The worldroad was still there, as if it waited for the mare to come back to it. If Elen had been paying close enough attention, she would have been suspicious, but it took most of her strength of will to keep her mind fixed on what she needed to do and where she needed to go.
Worldroads were things of Faerie, of wild and untamed magic, and like all wild magic, they were full of snares and deceptions. Elen was too busy keeping her wish in her mind to notice much else. She only had to stay on the straight track, she told herself, and take care to know, all the way down to the bone, where she wanted to go.

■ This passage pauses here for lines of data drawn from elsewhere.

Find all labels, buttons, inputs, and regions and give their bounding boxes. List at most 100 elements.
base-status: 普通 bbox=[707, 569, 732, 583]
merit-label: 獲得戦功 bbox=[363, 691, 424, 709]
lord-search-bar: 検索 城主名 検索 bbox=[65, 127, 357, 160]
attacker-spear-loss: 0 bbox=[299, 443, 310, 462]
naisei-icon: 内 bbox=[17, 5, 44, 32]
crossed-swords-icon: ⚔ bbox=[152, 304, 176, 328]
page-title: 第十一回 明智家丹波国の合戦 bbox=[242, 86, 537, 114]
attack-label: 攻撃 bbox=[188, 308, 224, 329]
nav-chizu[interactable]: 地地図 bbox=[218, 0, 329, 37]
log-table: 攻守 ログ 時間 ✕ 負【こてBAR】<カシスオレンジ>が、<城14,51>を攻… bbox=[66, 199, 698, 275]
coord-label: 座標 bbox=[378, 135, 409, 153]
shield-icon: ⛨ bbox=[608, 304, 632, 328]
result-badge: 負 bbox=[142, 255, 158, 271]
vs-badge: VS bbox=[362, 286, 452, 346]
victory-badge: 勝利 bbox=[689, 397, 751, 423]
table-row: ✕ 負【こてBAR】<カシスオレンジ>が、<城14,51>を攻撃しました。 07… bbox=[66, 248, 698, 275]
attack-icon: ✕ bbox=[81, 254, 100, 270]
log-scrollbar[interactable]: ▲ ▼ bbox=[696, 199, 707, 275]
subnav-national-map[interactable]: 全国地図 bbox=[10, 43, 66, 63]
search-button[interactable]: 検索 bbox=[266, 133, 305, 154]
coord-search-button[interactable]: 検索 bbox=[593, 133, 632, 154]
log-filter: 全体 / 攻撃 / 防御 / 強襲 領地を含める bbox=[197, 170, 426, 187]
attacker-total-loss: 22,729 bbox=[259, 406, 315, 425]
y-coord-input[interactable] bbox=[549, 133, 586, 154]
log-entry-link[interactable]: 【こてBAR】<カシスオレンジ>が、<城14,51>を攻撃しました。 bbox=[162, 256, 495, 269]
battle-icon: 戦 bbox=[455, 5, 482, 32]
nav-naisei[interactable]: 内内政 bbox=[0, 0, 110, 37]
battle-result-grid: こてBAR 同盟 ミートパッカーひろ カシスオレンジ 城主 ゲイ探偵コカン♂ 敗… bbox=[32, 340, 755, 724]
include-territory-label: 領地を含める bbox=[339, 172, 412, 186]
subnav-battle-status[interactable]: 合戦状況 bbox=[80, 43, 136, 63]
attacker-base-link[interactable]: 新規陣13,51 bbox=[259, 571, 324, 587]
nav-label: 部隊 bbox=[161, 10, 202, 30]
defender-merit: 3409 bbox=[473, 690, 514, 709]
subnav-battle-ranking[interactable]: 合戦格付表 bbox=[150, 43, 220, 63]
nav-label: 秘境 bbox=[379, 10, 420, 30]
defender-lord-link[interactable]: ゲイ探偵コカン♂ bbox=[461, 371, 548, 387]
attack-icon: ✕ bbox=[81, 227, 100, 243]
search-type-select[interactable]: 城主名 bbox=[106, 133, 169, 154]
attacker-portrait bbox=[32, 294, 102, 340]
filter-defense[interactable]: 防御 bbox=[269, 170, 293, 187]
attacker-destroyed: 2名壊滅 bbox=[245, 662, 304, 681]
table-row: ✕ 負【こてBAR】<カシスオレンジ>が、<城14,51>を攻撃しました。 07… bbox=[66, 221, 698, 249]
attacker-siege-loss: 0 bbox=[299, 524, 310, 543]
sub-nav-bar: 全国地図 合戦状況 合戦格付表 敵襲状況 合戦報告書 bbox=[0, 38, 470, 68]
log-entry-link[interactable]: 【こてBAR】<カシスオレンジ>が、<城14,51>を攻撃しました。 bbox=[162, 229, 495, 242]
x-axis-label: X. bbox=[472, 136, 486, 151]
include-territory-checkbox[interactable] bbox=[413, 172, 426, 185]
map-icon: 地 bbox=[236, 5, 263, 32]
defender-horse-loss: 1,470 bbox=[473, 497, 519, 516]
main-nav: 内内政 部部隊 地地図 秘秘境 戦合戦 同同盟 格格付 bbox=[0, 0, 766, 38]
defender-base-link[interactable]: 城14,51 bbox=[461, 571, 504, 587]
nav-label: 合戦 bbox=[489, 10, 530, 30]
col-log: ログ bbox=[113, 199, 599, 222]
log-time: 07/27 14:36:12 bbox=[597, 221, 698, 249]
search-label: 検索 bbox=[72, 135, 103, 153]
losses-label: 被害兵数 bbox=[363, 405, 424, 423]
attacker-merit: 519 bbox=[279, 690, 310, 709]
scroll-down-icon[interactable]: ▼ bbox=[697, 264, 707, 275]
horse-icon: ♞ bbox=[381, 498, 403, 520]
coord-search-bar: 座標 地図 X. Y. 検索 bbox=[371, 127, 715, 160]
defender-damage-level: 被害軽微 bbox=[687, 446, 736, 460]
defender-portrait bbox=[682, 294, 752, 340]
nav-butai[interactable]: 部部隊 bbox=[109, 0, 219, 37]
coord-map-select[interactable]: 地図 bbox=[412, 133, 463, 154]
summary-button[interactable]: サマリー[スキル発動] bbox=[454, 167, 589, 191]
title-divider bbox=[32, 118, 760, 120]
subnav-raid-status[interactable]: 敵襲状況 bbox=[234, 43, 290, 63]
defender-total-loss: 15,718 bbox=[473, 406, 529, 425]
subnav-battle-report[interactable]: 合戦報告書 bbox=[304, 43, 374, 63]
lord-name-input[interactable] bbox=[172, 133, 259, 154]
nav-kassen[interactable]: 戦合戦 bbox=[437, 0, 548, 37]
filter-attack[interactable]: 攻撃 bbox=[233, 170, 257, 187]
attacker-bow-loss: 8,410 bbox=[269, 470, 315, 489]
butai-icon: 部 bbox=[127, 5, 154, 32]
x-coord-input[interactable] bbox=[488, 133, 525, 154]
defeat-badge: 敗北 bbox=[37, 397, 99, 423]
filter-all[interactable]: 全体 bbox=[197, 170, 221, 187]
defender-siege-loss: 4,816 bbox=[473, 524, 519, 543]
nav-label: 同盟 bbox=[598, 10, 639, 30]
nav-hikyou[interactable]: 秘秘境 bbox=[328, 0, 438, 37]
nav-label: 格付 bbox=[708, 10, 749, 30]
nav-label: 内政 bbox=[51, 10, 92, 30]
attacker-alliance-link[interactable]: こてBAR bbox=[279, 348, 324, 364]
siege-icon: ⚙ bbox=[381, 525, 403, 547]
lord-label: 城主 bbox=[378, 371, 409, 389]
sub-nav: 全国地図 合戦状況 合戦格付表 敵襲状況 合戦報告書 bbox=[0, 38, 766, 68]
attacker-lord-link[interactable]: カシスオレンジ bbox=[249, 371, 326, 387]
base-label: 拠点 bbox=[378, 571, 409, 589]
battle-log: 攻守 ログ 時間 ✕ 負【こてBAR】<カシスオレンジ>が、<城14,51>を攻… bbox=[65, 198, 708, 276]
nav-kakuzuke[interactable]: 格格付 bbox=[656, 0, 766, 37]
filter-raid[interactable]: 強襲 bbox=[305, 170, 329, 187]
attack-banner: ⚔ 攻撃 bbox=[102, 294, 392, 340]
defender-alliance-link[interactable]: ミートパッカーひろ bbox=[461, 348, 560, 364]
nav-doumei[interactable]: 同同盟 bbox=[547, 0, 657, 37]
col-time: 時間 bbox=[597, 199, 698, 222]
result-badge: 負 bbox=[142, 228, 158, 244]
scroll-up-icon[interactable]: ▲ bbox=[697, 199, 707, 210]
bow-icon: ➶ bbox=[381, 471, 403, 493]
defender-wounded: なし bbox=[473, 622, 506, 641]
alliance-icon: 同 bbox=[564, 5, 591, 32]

Worlds like pearls strung on a string, oases of order and safety and, mostly, peace, surrounded by the wildness that was Faerie. Far down the string from Ymbria, and far away from either Earth or Caledon, a world called Hesperia. Far, fair, and green. And horses. Above all, horses.
Instead, the road gave her ice and fire and a pack of harrying hounds, and cast her on a hillside in Faerie, in the most dangerous and treacherous of all realms that were.
She would die here. Her soul would wander the borderlands of Faerie forever, lost and forgotten. She would never see her mother or her people or her world again.
After a moment or an hour or an age, hooves clattered on stone. Elen lowered her hands from her eyes, blinking. The light of this place was dazzling bright and yet had no source: no sun or moon or star.
The shape that loomed over her was as white as the sky. It lowered its long head and warmed her with its sweet-scented breath. She was safe now, it said without words: a feeling so deep it sank all the way to the bottom of her. She wrapped her arms around the grey mare's neck and clung for her life's sake.